この点でCybercabは競合とは異なる課題を抱える。TeslaはCybercabを個人顧客向けに販売する方針を示してきたが、競合各社のように事業者自らがロボタクシーを運用する方式に比べると、個人所有車ではソフトウェアやハードウェアに不具合が生じた際、事業者が直ちに回収したり、直接管理したりしにくい。

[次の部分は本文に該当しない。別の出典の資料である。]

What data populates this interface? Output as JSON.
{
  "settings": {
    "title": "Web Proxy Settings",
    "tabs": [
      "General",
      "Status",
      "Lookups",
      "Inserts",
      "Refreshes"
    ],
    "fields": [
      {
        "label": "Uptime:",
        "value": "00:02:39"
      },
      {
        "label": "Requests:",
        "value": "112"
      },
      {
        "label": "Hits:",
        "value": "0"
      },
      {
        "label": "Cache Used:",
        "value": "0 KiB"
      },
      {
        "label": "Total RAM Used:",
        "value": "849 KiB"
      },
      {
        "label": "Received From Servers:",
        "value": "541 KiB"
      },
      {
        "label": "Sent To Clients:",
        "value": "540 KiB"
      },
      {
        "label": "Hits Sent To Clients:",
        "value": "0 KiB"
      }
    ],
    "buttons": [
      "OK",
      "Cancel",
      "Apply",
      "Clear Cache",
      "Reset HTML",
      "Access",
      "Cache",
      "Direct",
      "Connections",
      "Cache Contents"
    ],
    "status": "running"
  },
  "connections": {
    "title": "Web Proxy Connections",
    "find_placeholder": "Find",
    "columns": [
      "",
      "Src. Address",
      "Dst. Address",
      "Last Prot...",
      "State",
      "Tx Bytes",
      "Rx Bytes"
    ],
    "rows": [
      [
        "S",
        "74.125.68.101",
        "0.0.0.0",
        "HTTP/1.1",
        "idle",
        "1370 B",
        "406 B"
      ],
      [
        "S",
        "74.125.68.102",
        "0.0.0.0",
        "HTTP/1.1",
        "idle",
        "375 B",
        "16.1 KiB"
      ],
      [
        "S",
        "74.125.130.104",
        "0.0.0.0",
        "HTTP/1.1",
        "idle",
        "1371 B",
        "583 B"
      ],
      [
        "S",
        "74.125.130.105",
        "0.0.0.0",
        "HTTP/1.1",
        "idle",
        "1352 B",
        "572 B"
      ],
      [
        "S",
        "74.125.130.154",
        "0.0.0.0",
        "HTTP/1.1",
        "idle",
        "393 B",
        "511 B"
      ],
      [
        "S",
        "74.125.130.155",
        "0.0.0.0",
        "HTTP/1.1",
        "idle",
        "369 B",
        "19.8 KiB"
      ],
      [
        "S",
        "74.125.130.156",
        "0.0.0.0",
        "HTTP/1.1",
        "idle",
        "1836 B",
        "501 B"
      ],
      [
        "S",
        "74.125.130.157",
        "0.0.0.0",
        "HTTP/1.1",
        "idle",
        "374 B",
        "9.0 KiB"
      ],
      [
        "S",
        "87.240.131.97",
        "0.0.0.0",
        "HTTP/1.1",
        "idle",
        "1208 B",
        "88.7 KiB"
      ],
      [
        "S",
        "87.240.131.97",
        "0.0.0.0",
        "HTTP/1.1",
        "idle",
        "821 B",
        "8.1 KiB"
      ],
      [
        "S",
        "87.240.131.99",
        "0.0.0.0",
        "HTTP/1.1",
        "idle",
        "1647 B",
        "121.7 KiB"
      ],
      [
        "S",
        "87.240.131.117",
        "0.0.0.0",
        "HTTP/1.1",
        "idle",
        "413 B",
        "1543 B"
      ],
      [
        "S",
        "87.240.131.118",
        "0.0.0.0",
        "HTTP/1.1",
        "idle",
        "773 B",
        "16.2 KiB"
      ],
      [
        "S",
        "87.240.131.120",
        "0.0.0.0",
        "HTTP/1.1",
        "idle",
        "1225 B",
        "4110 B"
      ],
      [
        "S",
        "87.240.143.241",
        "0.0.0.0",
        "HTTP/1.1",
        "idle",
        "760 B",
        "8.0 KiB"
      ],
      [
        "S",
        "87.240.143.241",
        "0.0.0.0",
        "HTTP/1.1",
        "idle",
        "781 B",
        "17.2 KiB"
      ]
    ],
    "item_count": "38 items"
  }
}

車載カメラが物理的に損傷した場合や、ソフトウェアに異常が発生した場合に、所有者が車両を自力で移動できるのかどうかも、現時点では確認されていない。

また、Teslaが公開した動画だけでは、安全要員がどのような手段で車両を制御できるのかも分からない。業界関係者は、安全要員が同乗していることは確認できるものの、実際にどのように統制しているかは不明だと指摘している。

画面操作だけで車両を精密に扱うには限界がある可能性があり、別の制御装置を接続している可能性もあるという。

Teslaは自動運転計画を進めており、Cybercabについては2027年までの発売が可能だとしてきた。

それまでに、ステアリングもペダルもない状態で走行できる水準の完全自動運転ソフトウェアを確保できるかが注目点となる。

もっとも、発売時期や実装方式はなお不透明だ。商用化には走行性能だけでなく、故障対応、遠隔支援、車両回収まで含めた一体的な運用体制の実証が求められる。

特にTeslaが競合各社と異なり、個人向け販売モデルを維持するのであれば、ロボタクシーの運用のあり方そのものについても別の解決策が必要になりそうだ。